It is now nearly 5:00am, and I've been pondering this question for hours now, regarding a choice I have made that I am convinced is the "right" choice for me, and considering how I will best stick to my intention. Eventually, after considering many options, I was led here to write about it, as I so often am, since writing is an important part of my Alexander practice.
Remembering the wise words of my esteemed Alexander teacher and friend Helen Hobbs (AmSAT, Cleveland), I would like to share some of the wisdom that she has gained through her many many years of study, mainly from her teacher Patrick MacDonald, who was a student of F.M. Alexander. Last week, I was fortunate enough to have a series of five daily lessons with Helen.
In considering the Alexander Technique, we realize again and again that we must make a decision and then hold firm to that decision, renewing it again and again in every moment. We must pay no attention to the result; only to the means whereby we are to achieve our goal. How to do this?
By absolutely refusing to do "the usual", and aiming Up.
That is all.
So simple that it becomes elusive and slips away as soon as we've grasped it.
And then, we remember, and we practice again, by renewing our intention and following through.
I know that I want to go Up, above all.
Nothing else is as important to me as this Goal.

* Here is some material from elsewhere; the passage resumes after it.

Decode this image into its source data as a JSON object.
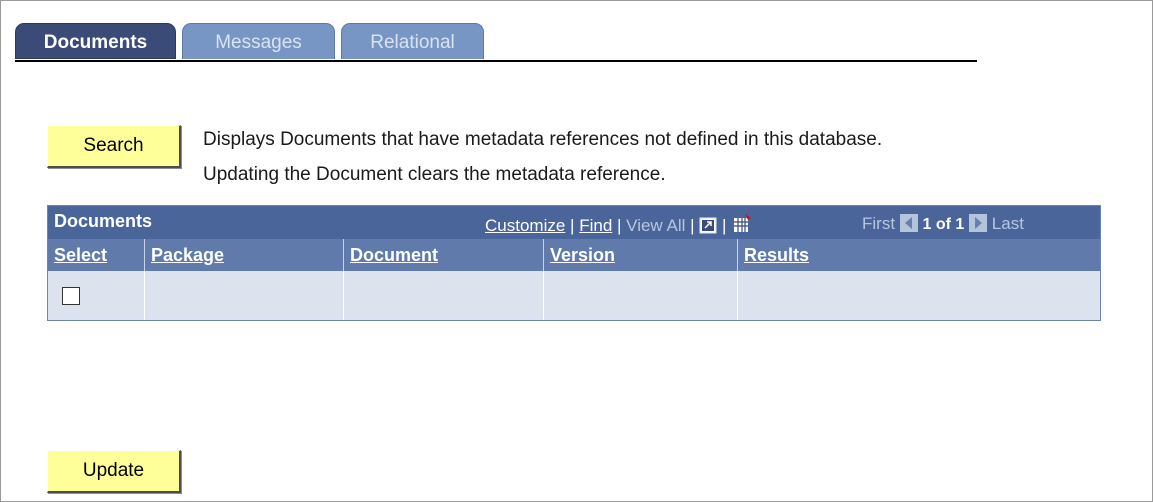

Sure, there are many other ways I could put words to this Goal--infinite words, actually. But it doesn't change the fact that my Goal is to be Up. Part of my "usual" is to make things much more complicated than they are...to think and think and explain and analyze and get caught up in how things feel...until I'm lost in a maze of words and thoughts and ideas and feelings...and I've completely forgotten about the essential simplicity of what I want, which is to Be Up.
So I come back to that Goal, and I say "no" to "the usual".
This is a very strong, powerful, essential NO, as you can see.
I refuse to forget... I refuse to do "the usual"... I refuse with my whole being to fall into habit.
Instead, I remember to open Up.
I remember my roots, I let myself fall, I surrender to this One Idea, I give Up.
I stay with what Is.
I remember, and I aim Up, with every cell of my being.
No "doing", no forcing, no extra effort.
Just remembering, just Being, just saying Yes to Up.
This is what I want.
And then I find that I'm making too much of an effort in my remembering, in my aiming, so I ease up a bit, and remember to be gentler with myself. I soften, I have compassion, and I modify my effort. I let up a bit on my striving. I take a break, and I wait. I trust that this is the right way. And then, I begin again.
Aiming Up with clarity of intention, while refusing to do "the usual" brings me great happiness.
This is the best of Me, and this is where and how I want to live.
No doubt about it.
And the more I practice this way, the happier I become, and the stronger I become.
I know that I can stick to any specific intention when I remember to practice in this general way.
When I look at it this way, my choices are no longer overwhelmingly infinite; there is only one choice: either to continue on doing "the usual", or to stop and remember to aim Up.
Realizing the simplicity of my task now makes it easy.